Early digital scrapbooks were created from digital photos uploaded to an external site. Over time, this moved to a model of downloading software onto a personal computer that will organize photos and help create the digital scrapbook. With the growth of Web 2.0 functionality, digital scrapbooking is going back online, to avoid the hassles of having to download and install PC software. The availability of cheap online storage (e.g., on Amazon's S3 service), and the desire to leverage pre-uploaded online albums (e.g., on Yahoo's Flickr) make it more convenient for users to directly compose their digital scrapbooks online. Print on demand fulfillment enables such digital scrapbooks to effectively supplant traditional scrapbooks.
Basic materials include background papers (including printed and cardstock paper), photo corner mounts (or other means of mounting photos such as adhesive dots, photo mounting tape, or acid-free glue), scissors, a paper trimmer or cutting tool, art pens, archival pens for journaling, and mounting glues (like thermo-tac).

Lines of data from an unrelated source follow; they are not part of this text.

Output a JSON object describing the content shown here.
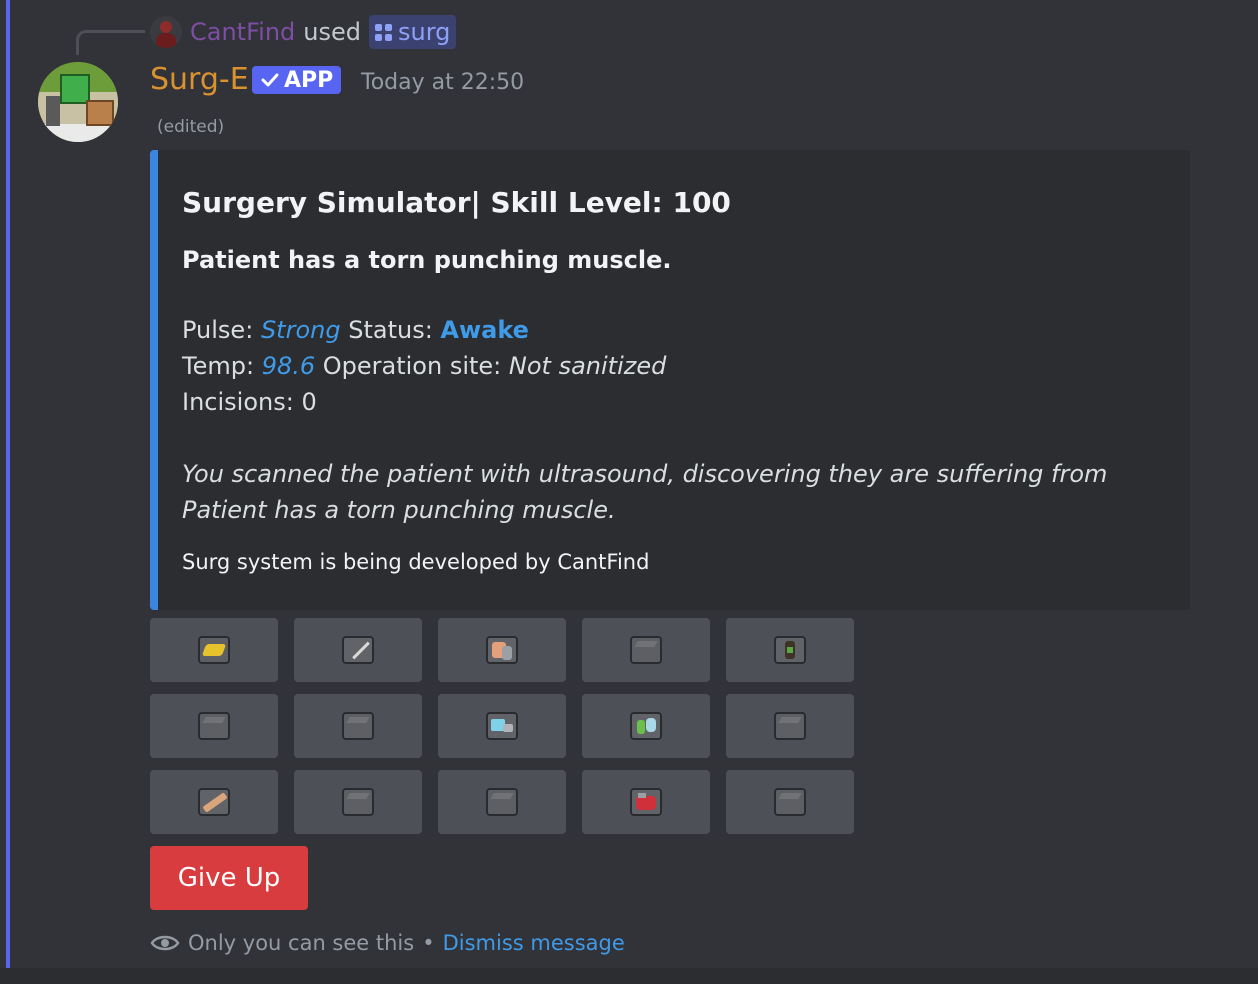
{
  "reply": {
    "user": "CantFind",
    "used_text": "used",
    "command": "surg"
  },
  "message": {
    "author": "Surg-E",
    "badge": "APP",
    "timestamp": "Today at 22:50",
    "edited": "(edited)"
  },
  "embed": {
    "accent_color": "#3b86e0",
    "title": "Surgery Simulator| Skill Level: 100",
    "diagnosis": "Patient has a torn punching muscle.",
    "pulse_label": "Pulse:",
    "pulse_value": "Strong",
    "status_label": "Status:",
    "status_value": "Awake",
    "temp_label": "Temp:",
    "temp_value": "98.6",
    "site_label": "Operation site:",
    "site_value": "Not sanitized",
    "incisions_label": "Incisions:",
    "incisions_value": "0",
    "scan_line1": "You scanned the patient with ultrasound, discovering they are suffering from",
    "scan_line2": "Patient has a torn punching muscle.",
    "footer": "Surg system is being developed by CantFind"
  },
  "tool_buttons": [
    [
      {
        "icon": "sponge-icon"
      },
      {
        "icon": "scalpel-icon"
      },
      {
        "icon": "stitches-icon"
      },
      {
        "icon": "empty-slot-icon"
      },
      {
        "icon": "antibiotics-icon"
      }
    ],
    [
      {
        "icon": "empty-slot-icon"
      },
      {
        "icon": "empty-slot-icon"
      },
      {
        "icon": "ultrasound-icon"
      },
      {
        "icon": "anesthetic-icon"
      },
      {
        "icon": "empty-slot-icon"
      }
    ],
    [
      {
        "icon": "splint-icon"
      },
      {
        "icon": "empty-slot-icon"
      },
      {
        "icon": "empty-slot-icon"
      },
      {
        "icon": "transfusion-icon"
      },
      {
        "icon": "empty-slot-icon"
      }
    ]
  ],
  "give_up_label": "Give Up",
  "ephemeral": {
    "text": "Only you can see this",
    "separator": "•",
    "dismiss": "Dismiss message"
  },
  "colors": {
    "background": "#313338",
    "brand": "#5865f2",
    "author": "#d9922f",
    "danger": "#d83c3e",
    "link": "#3f9ae8"
  }
}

More elaborate designs require more specialized tools such as die cut templates, rubber stamps, craft punches, stencils, inking tools, eyelet setters, heat embossing tools and personal die cut machines. A lot of time people who enjoy scrapbooking will create their own background papers by using the tools mentioned along with "fancy" textured scissors.
Organizing your tools and paper is half the battle in putting together the ultimate scrapbook. A storage system with lots of drawers will help keep a tidy workspace and work more efficiently. If you're an on-the-go scrapbooker, choose a scrapbook tote with several pockets for all of your art supplies. Totes are ideal for scrapbooking during vacations or getting together with friends for an afternoon of arts and crafts. 
In the 15th century, commonplace books, popular in England, emerged as a way to compile information that included recipes, quotations, letters, poems and more. Each commonplace book was unique to its creator's particular interests. Friendship albums became popular in the 16th century. These albums were used much like modern day yearbooks, where friends or patrons would enter their names, titles and short texts or illustrations at the request of the album's owner. These albums were often created as souvenirs of European tours and would contain local memorabilia including coats of arms or works of art commissioned by local artisans.[1] Starting in 1570, it became fashionable to incorporate colored plates depicting popular scenes such as Venetian costumes or Carnival scenes. These provided affordable options as compared to original works and, as such, these plates were not sold to commemorate or document a specific event, but specifically as embellishments for albums.[1] In 1775, James Granger published a history of England with several blank pages at the end of the book. The pages were designed to allow the book's owner to personalize the book with his own memorabilia.[2] The practice of pasting engravings, lithographs and other illustrations into books, or even taking the books apart, inserting new matter, and rebinding them, became known as extra-illustrating or grangerizing.[2] Additionally, friendship albums and school yearbooks afforded girls in the 18th and 19th centuries an outlet through which to share their literary skills, and allowed girls an opportunity to document their own personalized historical record[3][4] previously not readily available to them.